St. Thomas More has an abundance of star power on its roster.
This year’s Cougars baseball squad has several of the area’s top college prospects, including LSU signees O’Neal Lochridge and Brennan Breaux as well as Louisiana-Lafayette signee Hogan Harris. Not to mention senior leadoff hitter Brandon Romero is being recruited by several state schools and junior Mason Templet has already committed to LSU.
As instrumental as those well-known stars have been to STM’s success this season, the Cougars wouldn’t have reached the Class 4A semifinals for the fourth-straight season without the help of several first-year starters.
No. 2 STM (28-9) plays No. 6 St. Michael the Archangel in a Class 4A semifinal at the Allstate Sugar Bowl/LHSAA State Baseball tournament in Sulphur at 7 p.m. Thursday on Field 41 at McMurry Park.
“They have been very impressive,” STM coach Gary Perkins said. “There are kids in the lineup right now that when we started practice back in January I didn’t know that they were going to be starters. I think they saw an opportunity to play in a good program, and they took full advantage of it. They are cashing in on it, and they are letting me know and the coaching staff exactly what they are capable of.”
Grant Cox is one of those older players that is cashing in.
After seeing limited playing time as a relief pitcher and outfielder his first three years, Cox has emerged as a versatile player. After STM’s starting rotation suffered injuries through the first half of the season, Cox stepped in and helped the Cougars on the mound as a starter and reliever. The Angelina College signee pitched 31.2 innings, struck out 35 hitters and went 2-3 overall.
Cox, who is also batting .302, admitted that it was a transition for him to go from on the bench to everyday starter.
“I was nervous at the beginning,” Cox said. “It takes a little getting used to. It is a lot different preparation because you are playing every day. It is not sitting on the bench. There is a lot more focus to it. You have to be more locked in to help your team. I just love it.”
Cox said that nerves won’t be an issue for he or his teammates in Sulphur as the Cougars try to repeat as state champions. The experience of being in that atmosphere, albeit on the bench, will be beneficial for the group.
“The last three years going down there watching you kind of take what you can from it,” Cox said. “You just learn to control the nerves and all of that. Yes, it is a different game and a different field, but you can’t hype it up. You just have to stay in yourself and stay in your game.”
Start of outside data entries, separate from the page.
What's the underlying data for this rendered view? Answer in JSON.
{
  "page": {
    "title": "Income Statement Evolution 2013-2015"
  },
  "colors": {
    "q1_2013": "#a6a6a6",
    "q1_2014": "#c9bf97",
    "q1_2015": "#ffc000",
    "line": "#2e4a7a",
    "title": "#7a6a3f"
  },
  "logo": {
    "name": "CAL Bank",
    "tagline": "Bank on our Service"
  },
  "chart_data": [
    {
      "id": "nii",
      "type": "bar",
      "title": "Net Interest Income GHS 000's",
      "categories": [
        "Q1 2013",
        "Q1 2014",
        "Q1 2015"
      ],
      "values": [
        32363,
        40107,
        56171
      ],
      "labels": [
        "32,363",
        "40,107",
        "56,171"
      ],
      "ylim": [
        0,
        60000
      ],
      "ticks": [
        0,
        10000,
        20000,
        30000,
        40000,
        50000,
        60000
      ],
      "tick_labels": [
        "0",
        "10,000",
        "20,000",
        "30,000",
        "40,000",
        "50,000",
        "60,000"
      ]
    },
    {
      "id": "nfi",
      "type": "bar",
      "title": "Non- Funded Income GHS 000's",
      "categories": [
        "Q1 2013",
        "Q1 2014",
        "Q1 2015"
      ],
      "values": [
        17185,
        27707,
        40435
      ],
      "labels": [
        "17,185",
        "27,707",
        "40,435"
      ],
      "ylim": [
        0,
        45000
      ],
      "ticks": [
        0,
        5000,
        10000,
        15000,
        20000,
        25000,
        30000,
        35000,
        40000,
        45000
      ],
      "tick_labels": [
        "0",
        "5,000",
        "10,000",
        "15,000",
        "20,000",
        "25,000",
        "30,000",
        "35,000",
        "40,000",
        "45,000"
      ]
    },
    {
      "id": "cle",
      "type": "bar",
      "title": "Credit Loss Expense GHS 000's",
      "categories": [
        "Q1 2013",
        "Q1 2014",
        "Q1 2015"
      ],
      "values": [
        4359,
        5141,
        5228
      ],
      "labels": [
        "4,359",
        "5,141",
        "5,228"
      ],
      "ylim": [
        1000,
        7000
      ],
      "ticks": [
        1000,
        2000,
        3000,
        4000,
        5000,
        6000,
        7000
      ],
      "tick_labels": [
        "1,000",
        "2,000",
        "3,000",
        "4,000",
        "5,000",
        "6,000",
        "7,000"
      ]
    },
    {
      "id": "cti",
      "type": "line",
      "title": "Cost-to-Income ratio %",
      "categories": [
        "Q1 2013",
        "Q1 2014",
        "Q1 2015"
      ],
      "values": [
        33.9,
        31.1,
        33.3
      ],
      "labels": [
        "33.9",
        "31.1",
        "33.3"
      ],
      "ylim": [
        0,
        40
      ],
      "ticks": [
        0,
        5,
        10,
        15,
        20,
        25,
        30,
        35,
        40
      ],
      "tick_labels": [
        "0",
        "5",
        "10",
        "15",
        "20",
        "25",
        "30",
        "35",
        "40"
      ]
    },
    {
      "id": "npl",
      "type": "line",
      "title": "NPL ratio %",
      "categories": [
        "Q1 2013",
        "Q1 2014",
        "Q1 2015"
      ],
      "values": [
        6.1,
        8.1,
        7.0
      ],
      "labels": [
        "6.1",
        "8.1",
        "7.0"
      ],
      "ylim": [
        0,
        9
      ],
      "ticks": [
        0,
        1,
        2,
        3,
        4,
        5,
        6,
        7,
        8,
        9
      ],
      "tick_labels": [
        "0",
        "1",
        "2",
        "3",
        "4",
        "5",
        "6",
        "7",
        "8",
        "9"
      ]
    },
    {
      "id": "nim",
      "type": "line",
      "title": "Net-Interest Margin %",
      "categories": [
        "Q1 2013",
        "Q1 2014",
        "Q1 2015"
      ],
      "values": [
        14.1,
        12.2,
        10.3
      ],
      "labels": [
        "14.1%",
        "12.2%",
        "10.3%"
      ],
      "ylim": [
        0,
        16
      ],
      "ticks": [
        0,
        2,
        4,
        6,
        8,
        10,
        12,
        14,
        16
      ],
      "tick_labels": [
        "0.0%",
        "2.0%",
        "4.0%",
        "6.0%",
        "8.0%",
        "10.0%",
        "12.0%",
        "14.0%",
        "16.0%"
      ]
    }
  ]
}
Fellow senior Hunter Langlinais has also made the most of his opportunity also.
A year after being used primarily as a pinch hitter, Hunter is batting .296 with 20 runs and 20 RBI as a full-time starter, but his real contribution has been in the infield where he has manned first and second base. Hunter has a fielding percentage of .952 and leads the team with eight double plays.
“It is a lot different than last year,” Hunter said. “Last year I would go into a game and know that I wasn’t playing. Big difference from pinch hitting to getting a chance to hit three or four times a game. I am a lot more excited about playing and paying more attention to detail.”
Not only has Hunter got to experience being a starter for the first time in his STM career, he has gotten to do so while his younger brother Brennan has become a starter as well.
“This is the first time that I have been to play with him except for one year, when we played coach pitch together,” Hunter said. “Whenever he hit better than me one game, he didn’t let me live that down. We try to outwork each other. This season is one we are going to talk about when we get older.”
“It is kind of like a once-in-a-lifetime opportunity,” Brennan said. “It is special.”
The younger Langlinais started off spring practice as a backup, but as the season progressed the sophomore cemented himself as the starting catcher. Entering the semifinals, Brennan is hitting .348, slugging .652 and has two home runs in 15 starts, with a fielding percentage of .975.
“At first, it was a lot of pressure,” Brennan said. “I messed up the first few games with passed balls and stuff like that. I got tired of losing, and I wanted that No. 1 spot so I tried harder in practice and did it.”
Regardless of what happens in Sulphur, Perkins said he is hopeful that this year’s group of first-year starters will serve as inspiration for younger players next year. Just like this season, STM will be looking to replace another seven seniors.
“We’ve had some guys this year that have stepped in, and now we just can’t get them out of the lineup,” Perkins said. “Hopefully we got some young kids sitting on the bench right now that will seize that opportunity next year.”